Iterating through PyMongo cursor throws InvalidBSON: year is out of range

给你一囗甜甜゛ 提交于 2019-12-22 20:34:42

问题


I am using PyMongo to simply iterate over a Mongo collection, but I'm struggling with handling large Mongodb date objects.

For example, if I have some data in a collection that looks like this:

"bad_data" : [ 
            {
                "id" : "id01",
                "label" : "bad_data",
                "value" : "exist",
                "type" : "String",
                "lastModified" : ISODate("2018-06-01T10:04:35.000Z"),
                "expires" : Date(9223372036854775000)
            }
        ]

I will do something like:

from pymongo import MongoClient, database, cursor, collection
client = MongoClient('localhost')
db = client['db1']
db.authenticate('user', 'pass', source='admin')
collection = db['collection']
for i in collection:
    # do something with i

and get the error InvalidBSON: year 292278994 is out of range

Is there any way I can handle dealing with this rediculous Date() object without bson falling over? I realise that having such a date in Mongodb is crazy but there is nothing I can do about this as it's not my data.


回答1:


There actually is a section in the PyMongo FAQ about this very topic:

Why do I get OverflowError decoding dates stored by another language’s driver?

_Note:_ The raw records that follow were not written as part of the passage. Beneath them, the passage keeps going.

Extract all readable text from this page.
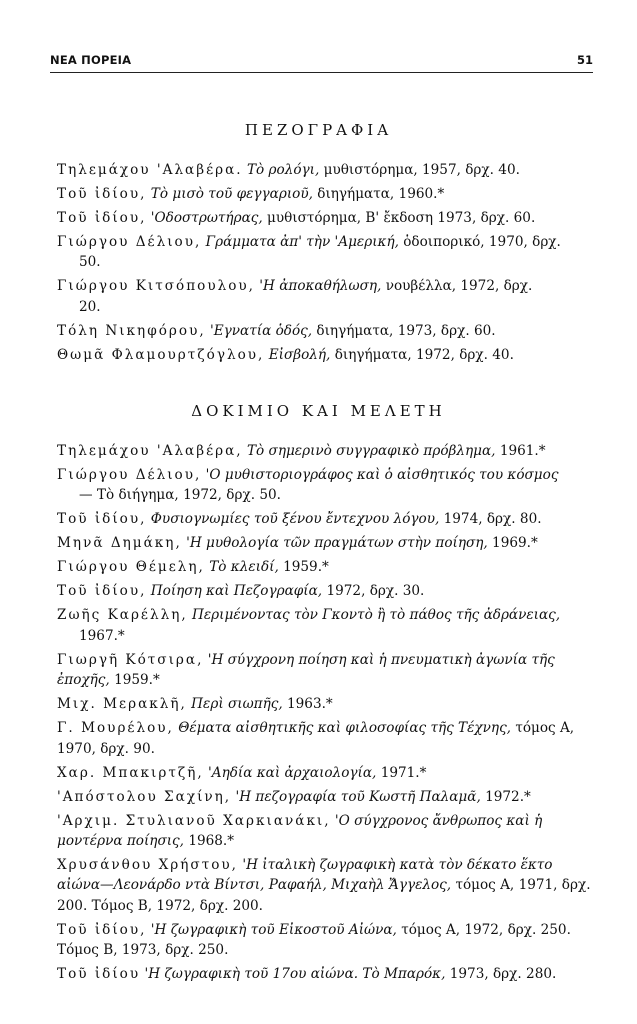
ΝΕΑ ΠΟΡΕΙΑ	51
ΠΕΖΟΓΡΑΦΙΑ
Τηλεμάχου 'Αλαβέρα. Τὸ ρολόγι, μυθιστόρημα, 1957, δρχ. 40.
Τοῦ ἰδίου, Τὸ μισὸ τοῦ φεγγαριοῦ, διηγήματα, 1960.*
Τοῦ ἰδίου, 'Οδοστρωτήρας, μυθιστόρημα, Β' ἔκδοση 1973, δρχ. 60.
Γιώργου Δέλιου, Γράμματα ἀπ' τὴν 'Αμερική, ὁδοιπορικό, 1970, δρχ.
50.
Γιώργου Κιτσόπουλου, 'Η ἀποκαθήλωση, νουβέλλα, 1972, δρχ.
20.
Τόλη Νικηφόρου, 'Εγνατία ὁδός, διηγήματα, 1973, δρχ. 60.
Θωμᾶ Φλαμουρτζόγλου, Εἰσβολή, διηγήματα, 1972, δρχ. 40.
ΔΟΚΙΜΙΟ ΚΑΙ ΜΕΛΕΤΗ
Τηλεμάχου 'Αλαβέρα, Τὸ σημερινὸ συγγραφικὸ πρόβλημα, 1961.*
Γιώργου Δέλιου, 'Ο μυθιστοριογράφος καὶ ὁ αἰσθητικός του κόσμος
— Τὸ διήγημα, 1972, δρχ. 50.
Τοῦ ἰδίου, Φυσιογνωμίες τοῦ ξένου ἔντεχνου λόγου, 1974, δρχ. 80.
Μηνᾶ Δημάκη, 'Η μυθολογία τῶν πραγμάτων στὴν ποίηση, 1969.*
Γιώργου Θέμελη, Τὸ κλειδί, 1959.*
Τοῦ ἰδίου, Ποίηση καὶ Πεζογραφία, 1972, δρχ. 30.
Ζωῆς Καρέλλη, Περιμένοντας τὸν Γκοντὸ ἢ τὸ πάθος τῆς ἀδράνειας,
1967.*
Γιωργῆ Κότσιρα, 'Η σύγχρονη ποίηση καὶ ἡ πνευματικὴ ἀγωνία τῆς ἐποχῆς, 1959.*
Μιχ. Μερακλῆ, Περὶ σιωπῆς, 1963.*
Γ. Μουρέλου, Θέματα αἰσθητικῆς καὶ φιλοσοφίας τῆς Τέχνης, τόμος Α, 1970, δρχ. 90.
Χαρ. Μπακιρτζῆ, 'Αηδία καὶ ἀρχαιολογία, 1971.*
'Απόστολου Σαχίνη, 'Η πεζογραφία τοῦ Κωστῆ Παλαμᾶ, 1972.*
'Αρχιμ. Στυλιανοῦ Χαρκιανάκι, 'Ο σύγχρονος ἄνθρωπος καὶ ἡ μοντέρνα ποίησις, 1968.*
Χρυσάνθου Χρήστου, 'Η ἰταλικὴ ζωγραφικὴ κατὰ τὸν δέκατο ἕκτο αἰώνα—Λεονάρδο ντὰ Βίντσι, Ραφαήλ, Μιχαὴλ Ἄγγελος, τόμος Α, 1971, δρχ. 200. Τόμος Β, 1972, δρχ. 200.
Τοῦ ἰδίου, 'Η ζωγραφικὴ τοῦ Εἰκοστοῦ Αἰώνα, τόμος Α, 1972, δρχ. 250. Τόμος Β, 1973, δρχ. 250.
Τοῦ ἰδίου 'Η ζωγραφικὴ τοῦ 17ου αἰώνα. Τὸ Μπαρόκ, 1973, δρχ. 280.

PyMongo decodes BSON datetime values to instances of Python’s datetime.datetime. Instances of datetime.datetime are limited to years between datetime.MINYEAR (usually 1) and datetime.MAXYEAR (usually 9999). Some MongoDB drivers (e.g. the PHP driver) can store BSON datetimes with year values far outside those supported by datetime.datetime.

So the basic constraint here is on the datetime.datetime type as implemented for the mapping from BSON by the driver, and though it might be "ridiculous" it's valid for other languages to create such a date value.

As pointed to in the FAQ your general workarounds are:

  1. Deal with the offending BSON Date. Whilst valid to store, it possibly was not the "true" intention of whomever/whatever stored it in the first place.

  2. Add a "date range" condition to your code to filter "out of range" dates:

    result = db['collection'].find({ 
      'expires': { '$gte': datetime.min, '$lte': datetime.max }
    })
    for i in result:
      # do something with i
    
  3. Omit the offending date field in projection if you don't need the data in further processing:

    result = db['collection'].find({  }, projection={ 'expires': False })
    for i in result:
      # do something with i
    

Certainly 'expires' as a name suggests the original intent of the value was a date so far into the future that it was never going to come about, with the original author of that data ( and very possibly current code still writing it ) not being aware of the "Python" date constraint. So it's probably quite safe to "lower" that number in all documents and where any code is still writing it.